Таращусь на него.
Сколько раз я это слышала? Что я сильная, справлюсь. Сильная — значит, не плачу. Сильная — значит, тяну всё на своем горбу.
А если я больше не хочу быть сильной? Если я хочу, чтобы кто-то наконец позаботился обо мне?
— Виктор Сергеевич... — начинаю, но он перебивает:
— А если не будете справляться, то я помогу.
И тут я просто не знаю, что ответить.
— Я номер дам, позвоните ей. — добавляет он через пару секунд, не дождавшись от меня реакции.
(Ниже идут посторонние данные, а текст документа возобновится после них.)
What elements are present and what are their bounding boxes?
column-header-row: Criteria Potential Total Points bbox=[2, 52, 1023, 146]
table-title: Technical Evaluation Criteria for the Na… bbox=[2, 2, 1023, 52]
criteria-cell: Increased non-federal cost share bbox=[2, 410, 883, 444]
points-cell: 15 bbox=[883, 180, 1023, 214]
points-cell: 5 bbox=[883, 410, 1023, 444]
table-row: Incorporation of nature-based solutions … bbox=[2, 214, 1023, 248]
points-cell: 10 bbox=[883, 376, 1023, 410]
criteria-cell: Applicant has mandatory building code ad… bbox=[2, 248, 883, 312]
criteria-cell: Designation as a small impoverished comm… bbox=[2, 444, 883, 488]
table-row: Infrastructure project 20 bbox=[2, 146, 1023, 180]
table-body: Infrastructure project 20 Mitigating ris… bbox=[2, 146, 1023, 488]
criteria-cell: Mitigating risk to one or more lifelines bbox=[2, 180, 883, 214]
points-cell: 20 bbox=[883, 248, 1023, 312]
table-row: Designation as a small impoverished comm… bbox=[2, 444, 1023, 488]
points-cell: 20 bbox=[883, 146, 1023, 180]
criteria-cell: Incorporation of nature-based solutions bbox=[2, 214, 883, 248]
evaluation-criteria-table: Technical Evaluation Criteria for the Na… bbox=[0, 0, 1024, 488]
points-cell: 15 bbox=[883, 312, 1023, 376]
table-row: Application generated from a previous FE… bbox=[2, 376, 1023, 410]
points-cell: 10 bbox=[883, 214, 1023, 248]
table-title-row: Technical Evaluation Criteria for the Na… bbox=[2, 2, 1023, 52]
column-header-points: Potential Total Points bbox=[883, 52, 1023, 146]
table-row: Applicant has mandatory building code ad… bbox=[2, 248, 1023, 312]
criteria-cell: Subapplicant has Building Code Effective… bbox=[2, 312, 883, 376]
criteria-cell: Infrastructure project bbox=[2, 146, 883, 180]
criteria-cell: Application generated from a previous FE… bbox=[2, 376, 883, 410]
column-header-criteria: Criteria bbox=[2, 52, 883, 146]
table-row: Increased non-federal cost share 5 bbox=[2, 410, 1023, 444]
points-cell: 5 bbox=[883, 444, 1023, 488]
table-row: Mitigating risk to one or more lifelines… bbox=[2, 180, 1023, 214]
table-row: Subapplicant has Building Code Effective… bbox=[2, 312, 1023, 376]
Впрочем, выбора у меня особо и нет.
— Хорошо, — сдаюсь. — Хоть скажите, как её зовут?
— Викторина Сергеевна, — говорит он, и в голосе проскальзывают смешинки.
И, конечно, сначала я не понимаю, почему.
— Что?
А потом понимаю.
— Вы... — не верю своим ушам. — Вы предлагаете себя в няни?
— Да как-то так, — он не выглядит смущенным. Скорее — довольным произведенным эффектом. — У меня, видите ли, полдня свободные пока. И дети... — он кивает на Богдана, который уже снова тянет к нему ручки, — они меня любят.
— Вы же понимаете, что это несусветная глупость?
— Разве? Он наклоняется, отстегивает ремни в коляске и берет Богдана на руки. — А я так не считаю. Пойдем, Богдашка. Покажем бабушке, как мы научились хлопать в ладоши? Давай, а ну-ка! Ла-а-адушки, ладушки!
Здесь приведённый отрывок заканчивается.